By Sunday, June 12, 2016 0 , , , , Permalink

There are a lot of people we cross paths with each day. Society and media has allowed us to “bucket” and/or “categorize” people by how they look, speak, dress, and what they do for an occupation (amongst other things). Is this right? Is this helping us as a society?

Each person we meet, become friends with, work with, encounter, or perhaps just sit next to on the subway, has the right to be appreciated for who they are. Whether they are battling a weight problem, a different skin tone than we are, wearing glasses, in a wheelchair, believing in a different faith, and/or sexually ambiguous, it is not our place to judge or bucket them.

Think of it this way, when marketers are targeting us through media, they are picking the demographics that best fit their target market. For example, a luxury fashion brand may target: male and female 18-44, with a household income of above 100K+, urban, and with the following interests: trendsetter, fashion, health conscious, moms, fitness buffs, etc. Just because you are a fitness buff, doesn’t mean you aren’t also a mom or trendsetter. We aren’t just one thing, anymore. Most women won’t just think of themselves, as “just a mom,” they are so much more than that.

Each of us has interests and characteristics that define who we are, and those can change too. Perhaps one day you are a tennis player, and next you are a musician. Perhaps you were a Yankees fan, and then became a Red Sox one (it can happen). Perhaps you decide to marry someone of a difference race and faith. Perhaps you were a vegetarian and now you like meat.

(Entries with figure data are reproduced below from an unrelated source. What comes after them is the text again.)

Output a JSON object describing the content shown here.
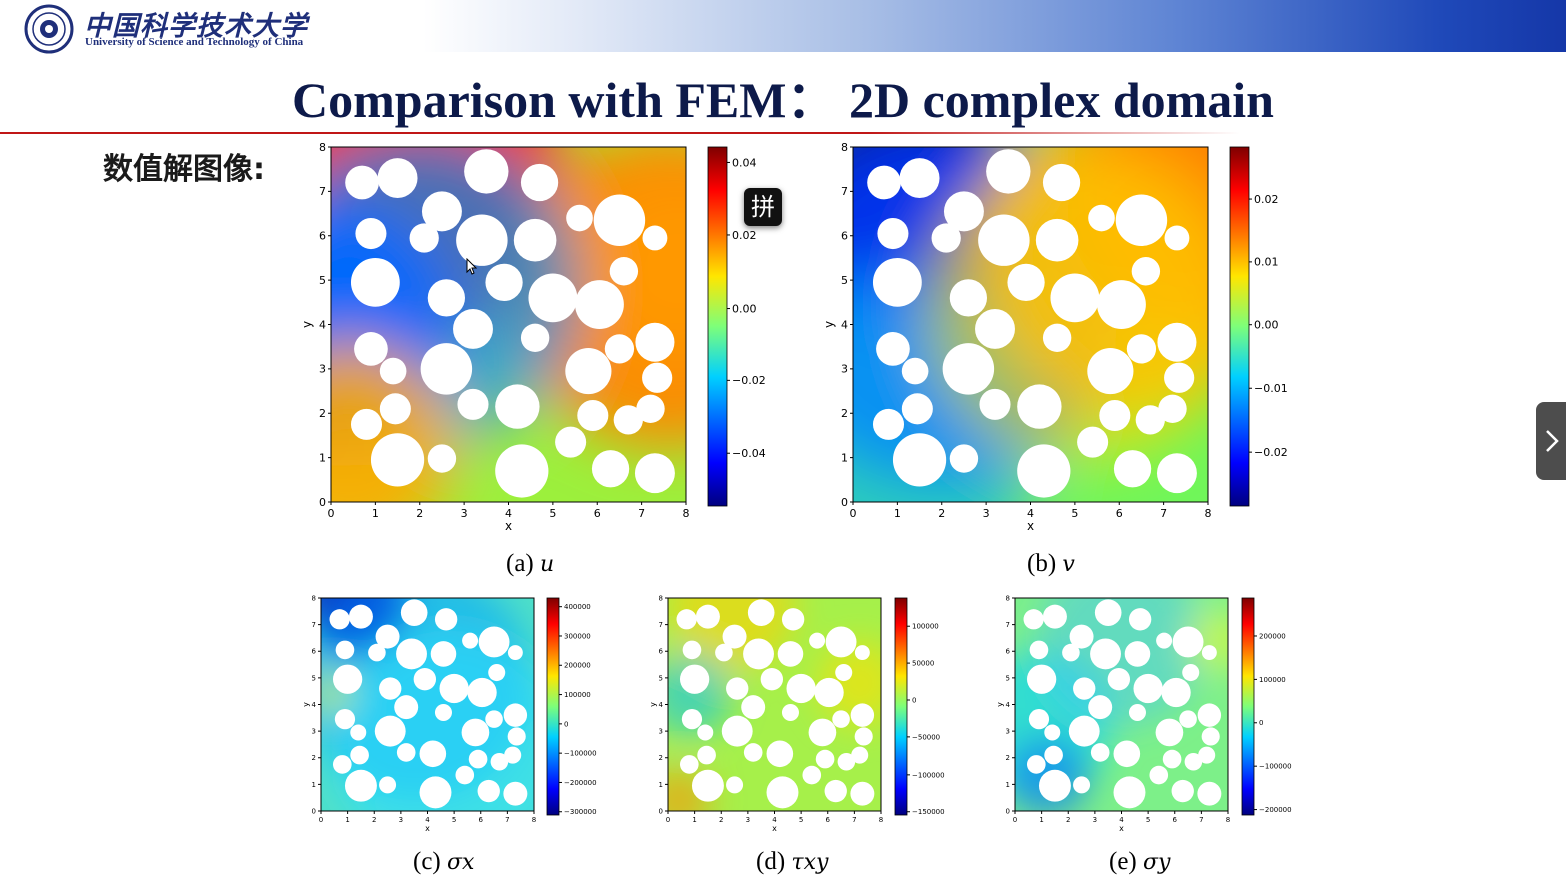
{
  "header": {
    "university_cn": "中国科学技术大学",
    "university_en": "University of Science and Technology of China"
  },
  "slide": {
    "title": "Comparison with FEM：  2D complex domain",
    "section_label": "数值解图像:"
  },
  "colors": {
    "accent_red": "#c01616",
    "header_blue": "#1537a8",
    "title": "#0d1a4a"
  },
  "overlays": {
    "ime_button": "拼",
    "next_icon": "chevron-right-icon"
  },
  "chart_data": [
    {
      "type": "heatmap",
      "caption": "(a)",
      "variable": "u",
      "xlabel": "x",
      "ylabel": "y",
      "xlim": [
        0,
        8
      ],
      "ylim": [
        0,
        8
      ],
      "x_ticks": [
        "0",
        "1",
        "2",
        "3",
        "4",
        "5",
        "6",
        "7",
        "8"
      ],
      "y_ticks": [
        "0",
        "1",
        "2",
        "3",
        "4",
        "5",
        "6",
        "7",
        "8"
      ],
      "colorbar_ticks": [
        "0.04",
        "0.02",
        "0.00",
        "−0.02",
        "−0.04"
      ]
    },
    {
      "type": "heatmap",
      "caption": "(b)",
      "variable": "v",
      "xlabel": "x",
      "ylabel": "y",
      "xlim": [
        0,
        8
      ],
      "ylim": [
        0,
        8
      ],
      "x_ticks": [
        "0",
        "1",
        "2",
        "3",
        "4",
        "5",
        "6",
        "7",
        "8"
      ],
      "y_ticks": [
        "0",
        "1",
        "2",
        "3",
        "4",
        "5",
        "6",
        "7",
        "8"
      ],
      "colorbar_ticks": [
        "0.02",
        "0.01",
        "0.00",
        "−0.01",
        "−0.02"
      ]
    },
    {
      "type": "heatmap",
      "caption": "(c)",
      "variable": "σx",
      "xlabel": "x",
      "ylabel": "y",
      "xlim": [
        0,
        8
      ],
      "ylim": [
        0,
        8
      ],
      "x_ticks": [
        "0",
        "1",
        "2",
        "3",
        "4",
        "5",
        "6",
        "7",
        "8"
      ],
      "y_ticks": [
        "0",
        "1",
        "2",
        "3",
        "4",
        "5",
        "6",
        "7",
        "8"
      ],
      "colorbar_ticks": [
        "400000",
        "300000",
        "200000",
        "100000",
        "0",
        "−100000",
        "−200000",
        "−300000"
      ]
    },
    {
      "type": "heatmap",
      "caption": "(d)",
      "variable": "τxy",
      "xlabel": "x",
      "ylabel": "y",
      "xlim": [
        0,
        8
      ],
      "ylim": [
        0,
        8
      ],
      "x_ticks": [
        "0",
        "1",
        "2",
        "3",
        "4",
        "5",
        "6",
        "7",
        "8"
      ],
      "y_ticks": [
        "0",
        "1",
        "2",
        "3",
        "4",
        "5",
        "6",
        "7",
        "8"
      ],
      "colorbar_ticks": [
        "100000",
        "50000",
        "0",
        "−50000",
        "−100000",
        "−150000"
      ]
    },
    {
      "type": "heatmap",
      "caption": "(e)",
      "variable": "σy",
      "xlabel": "x",
      "ylabel": "y",
      "xlim": [
        0,
        8
      ],
      "ylim": [
        0,
        8
      ],
      "x_ticks": [
        "0",
        "1",
        "2",
        "3",
        "4",
        "5",
        "6",
        "7",
        "8"
      ],
      "y_ticks": [
        "0",
        "1",
        "2",
        "3",
        "4",
        "5",
        "6",
        "7",
        "8"
      ],
      "colorbar_ticks": [
        "200000",
        "100000",
        "0",
        "−100000",
        "−200000"
      ]
    }
  ]
}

Embracing the weird is clutch. I mean are any of us really normal? What is normal after all? Another bucket someone made up?

Let’s not allow ourselves to get caught up in what media and society tells us we should be bucketed as, or what the person next to us is. Maybe the person on the subway is the kindest soul you’ll meet, but you didn’t give them a true chance, because instead you thought they may  not fit into “your bucket” of friends and people you prefer.

Instead, redefine what that bucket looks like. Allow it to be a pool that holds much more.